Artikel 11 Informatievoorziening

  • 1.

    Het college draagt zorg voor een goede en tijdige informatievoorziening aan de cliëntenraad over zaken die tot het taakgebied van de cliëntenraad behoren.

  • 2.

    De cliëntenraad krijgt tijdig, spontaan en op verzoek alle informatie die het voor de uitoefening van haar taken nodig heeft.

  • 3.

    De cliëntenraad krijgt spontaan de resultaten van klachtenrapportages en onderzoeken naar klanttevredenheid.

  • 4.

    Het college geeft gehoor aan een verzoek van de cliëntenraad om toelichting te geven op de stukken waarover advies is gevraagd of die de cliëntenraad ter informatie heeft ontvangen.

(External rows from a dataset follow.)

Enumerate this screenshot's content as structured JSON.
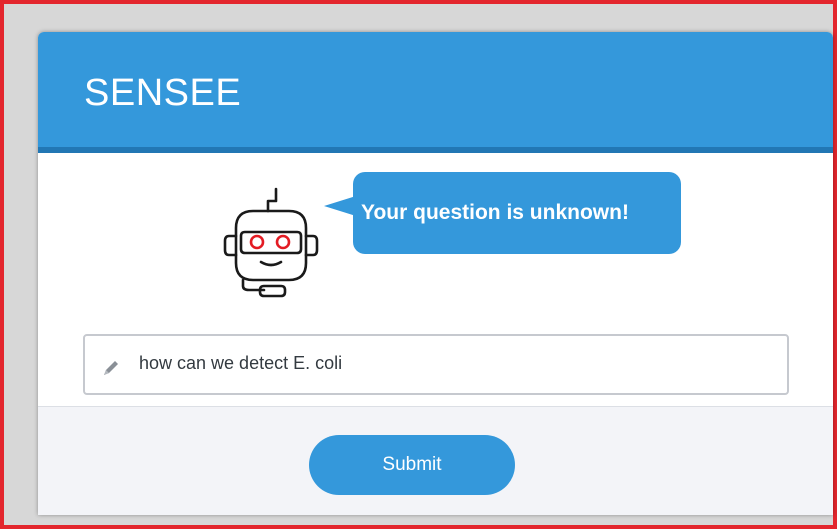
{
  "app": {
    "title": "SENSEE"
  },
  "bot": {
    "icon": "robot-headset-icon",
    "message": "Your question is unknown!"
  },
  "question_input": {
    "icon": "pencil-icon",
    "value": "how can we detect E. coli"
  },
  "actions": {
    "submit_label": "Submit"
  },
  "colors": {
    "accent": "#3498db",
    "header_rule": "#2277b4",
    "robot_eyes": "#e31b23",
    "window_border": "#e3262d",
    "footer_bg": "#f3f4f8"
  }
}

Artikel 12 Geheimhouding en privacy

  • 1.

    Wanneer door het college stukken of informatie in welke vorm dan ook ter beschikking worden gesteld waarvan het college aangeeft dat deze vertrouwelijk zijn, dan zijn de leden gehouden tot geheimhouding. Dit geldt tot het college bepaalt dat er geen geheimhouding meer nodig is.

  • 2.

    De leden stellen geen informatie aan derden beschikbaar, waarvan hen bekend is, of waarvan mag worden verwacht dat deze vertrouwelijk is.

  • 3.

    De leden waarborgen de vertrouwelijkheid van de identiteit van cliënten die zich tot hen wenden. Dit geldt ook voor de informatie die deze cliënten hen verstrekken wanneer die cliënten daarom vragen of waarvan de leden redelijkerwijs moeten aannemen dat zij die informatie niet aan derden mogen doorgeven.

  • 4.

    De leden die in hun hoedanigheid als lid contact willen opnemen met de media doen dit niet eerder dan nadat daarover overleg is gevoerd met de cliëntenraad en haar voorzitter.

Artikel 13 Facilitering cliëntenraad

  • 1.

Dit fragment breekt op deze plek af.